Thursday, December 13, 2012

MIND POWER and How To Use It



Philip O'Bryen Hoare
b. 1871, d. 6 October 1950 Philip O'Bryen HOARE b 1871 Sholing, Hampshire In 1881 Census



Philip O'Bryen Hoare was born in 1871.1 He was the son of Reverend James O'Bryen Richard Dott Hoare [See, particularly, his profile ‘Mr. James O’Bryen Dott Richard Hoare, M. A. (Cambridge)’ in The Cyclopedia of New Zealand, Vol. 3., Christchurch: Cyclopedia Co., 1903, p.205; Bert Roth to Rev. G. W. Brassington, 19 November 1965, /2/2/8, Working papers on Rev. John Trevor (1855-1930), founder of the Labour Church- MSS.143, ] and Frances Eleanor Henderson. He married Florence Evans in 1896. He died on 6 October 1950. He lived at 27 Gregory Terrace, Brisbane, Queensland, Australia. The only child of Philip O'Bryen Hoare and Florence Evans was Donovan O'Bryen Hoare, b. 1899, d. 1917

Mr. Philip O'Bryen Hoare started the New Thought work in New Zealand in 1905. Later, Mr. Hoare lectured in New South Wales and Queensland, and settled in Adelaide, South Australia, where he established The First School of New Thought and Mental Science. Later still, Mr. Hoare lectured in Johannesburg, South Africa, and reestablished his school of New Thought in Melbourne, Australia.  A History of the New Thought Movement By Horatio W. Dresser - Page 118



The light in the window by Philip O'Bryen Hoare . The Christopher Publishing House..Published 1927

Philip married Florence Evans in Queenstown in 1896 and a year later, their son, Donovan O’Bryen Hoare was born. The family moved to Christchurch in 1898, arriving on the Passenger Express ship whose list was reported in the Star, 30th Sept. 1898. Philip became an accountant and a “prominent spiritualist and card player”. According to Florence, he took to frequently staying out late at night “arriving home about the same time as the milk”. It wasn’t long before they parted company.
He provided Florence with £100 pounds a year in support. However his payment ceased in December, 1908 and Philip’s whereabouts were unknown to her.
Florence was forced to obtain work in order to support herself and Donovan, their ten year old son. It was not until November, 1916 that she successfully sued for divorce on the grounds of abandonment.
In 1917, their son, Donovan was eighteen and had been chosen to join thirty young New Zealand men on a three year officer training course with the Union Steam Ship Company of New Zealand Limited (U.S.S.). The cadets sailed on the converted troopship, the S.S. Aparima, and after unloading troops, were making their way down the coast of Dorset in South England, when their ship was torpedoed by a German submarine. Over half its crew – fifty six men including seventeen young cadets, were killed in the blast or drowned by their lifeboats being sucked down by the ship’s drag.
“Aft, there – the stern’s blown off, sir!”
“Oh Lord – the poor boys.” - was a comment made hearing of the loss. The cadets’ sleeping quarters were located in the stern of the vessel where the torpedo struck.
“Up went the bows and down went the stern amidst a roar of rushing water.”
The loss of life was tragic, and the cadets families suffered more hardship in the process of compensation. They young men were neither officers nor seaman so had received no pay although their risk was the same as their fellow seamen. Some of the families lodged claims to the government. Florence wrote,

“.. I was looking forward to the expiry of his three years’ cadetship when my son and only child would make such progress in life as to enable him to make some money spent on his education and later on help to keep me from poverty in old age.”
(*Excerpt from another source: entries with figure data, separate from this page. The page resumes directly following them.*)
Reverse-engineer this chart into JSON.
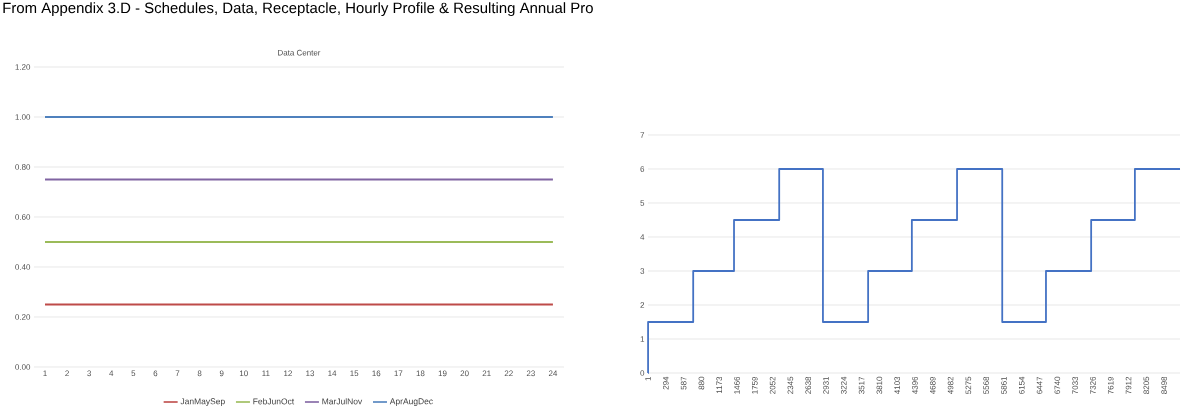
{
  "chart_data": [
    {
      "type": "line",
      "title": "Data Center",
      "annotations": [
        "From Appendix 3.D - Schedules, Data, Receptacle, Hourly Profile & Resulting Annual Pro"
      ],
      "categories": [
        "1",
        "2",
        "3",
        "4",
        "5",
        "6",
        "7",
        "8",
        "9",
        "10",
        "11",
        "12",
        "13",
        "14",
        "15",
        "16",
        "17",
        "18",
        "19",
        "20",
        "21",
        "22",
        "23",
        "24"
      ],
      "series": [
        {
          "name": "JanMaySep",
          "color": "#be4b48",
          "values": [
            0.25,
            0.25,
            0.25,
            0.25,
            0.25,
            0.25,
            0.25,
            0.25,
            0.25,
            0.25,
            0.25,
            0.25,
            0.25,
            0.25,
            0.25,
            0.25,
            0.25,
            0.25,
            0.25,
            0.25,
            0.25,
            0.25,
            0.25,
            0.25
          ]
        },
        {
          "name": "FebJunOct",
          "color": "#9bbb59",
          "values": [
            0.5,
            0.5,
            0.5,
            0.5,
            0.5,
            0.5,
            0.5,
            0.5,
            0.5,
            0.5,
            0.5,
            0.5,
            0.5,
            0.5,
            0.5,
            0.5,
            0.5,
            0.5,
            0.5,
            0.5,
            0.5,
            0.5,
            0.5,
            0.5
          ]
        },
        {
          "name": "MarJulNov",
          "color": "#8064a2",
          "values": [
            0.75,
            0.75,
            0.75,
            0.75,
            0.75,
            0.75,
            0.75,
            0.75,
            0.75,
            0.75,
            0.75,
            0.75,
            0.75,
            0.75,
            0.75,
            0.75,
            0.75,
            0.75,
            0.75,
            0.75,
            0.75,
            0.75,
            0.75,
            0.75
          ]
        },
        {
          "name": "AprAugDec",
          "color": "#4f81bd",
          "values": [
            1,
            1,
            1,
            1,
            1,
            1,
            1,
            1,
            1,
            1,
            1,
            1,
            1,
            1,
            1,
            1,
            1,
            1,
            1,
            1,
            1,
            1,
            1,
            1
          ]
        }
      ],
      "ylim": [
        0,
        1.2
      ],
      "yticks": [
        {
          "value": 0,
          "label": "0.00"
        },
        {
          "value": 0.2,
          "label": "0.20"
        },
        {
          "value": 0.4,
          "label": "0.40"
        },
        {
          "value": 0.6,
          "label": "0.60"
        },
        {
          "value": 0.8,
          "label": "0.80"
        },
        {
          "value": 1,
          "label": "1.00"
        },
        {
          "value": 1.2,
          "label": "1.20"
        }
      ],
      "grid": "y",
      "legend": "bottom"
    },
    {
      "type": "step",
      "x": [
        1,
        2,
        745,
        1417,
        2161,
        2881,
        3625,
        4345,
        5089,
        5833,
        6553,
        7297,
        8017,
        8760
      ],
      "series": [
        {
          "color": "#4472c4",
          "values": [
            0,
            1.5,
            3,
            4.5,
            6,
            1.5,
            3,
            4.5,
            6,
            1.5,
            3,
            4.5,
            6,
            6
          ]
        }
      ],
      "xlim": [
        1,
        8760
      ],
      "xticks": [
        1,
        294,
        587,
        880,
        1173,
        1466,
        1759,
        2052,
        2345,
        2638,
        2931,
        3224,
        3517,
        3810,
        4103,
        4396,
        4689,
        4982,
        5275,
        5568,
        5861,
        6154,
        6447,
        6740,
        7033,
        7326,
        7619,
        7912,
        8205,
        8498
      ],
      "ylim": [
        0,
        7
      ],
      "yticks": [
        0,
        1,
        2,
        3,
        4,
        5,
        6,
        7
      ],
      "grid": "y"
    }
  ]
}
Advert placed by Philip Hoare
in
'Stead's' Magazine,
 August 21st, 1920
Prior to Philip’s disappearance, he had established “The School of New Thought” in 1905 in New Zealand. It appears he moved to Sydney, Australia and set up as a specialist in mental and speech disorders, claiming he had an M.B.I.M.Sc from the British Institute of Mental Science, London. He lectured in New South Wales and Queensland, and established his second school, “The First School of New Thought and Mental Science” in Adelaide. He later settled in Brisbane, living at 27 Gregory Terrace.
Whilst Philip’s career went from strength to strength as a self proclaimed “world-famous specialist” who travelled the southern hemisphere giving lectures and speeches and writing books on poetry, public speaking and parapsychology, Florence spent a less illustrious life. She lived in convents in Christchurch and Hamilton before moving to Auckland and working as a housekeeper, before her death in 1939.
Saturday 15 April 1939
The Courier-Mail
Brisbane, Qld.
I don’t intentionally look for content like this. And, as in yesterday’s blog all I do is google a name , sometimes from Dresser’s “History of New Thought”, and follow the leads generated.
Whether or not these were legitimate or not is never my concern. I’m looking for people that realized God and in the process blog what I find,
The idea did occur to me as to how future generations will view the people, events and books from our generation.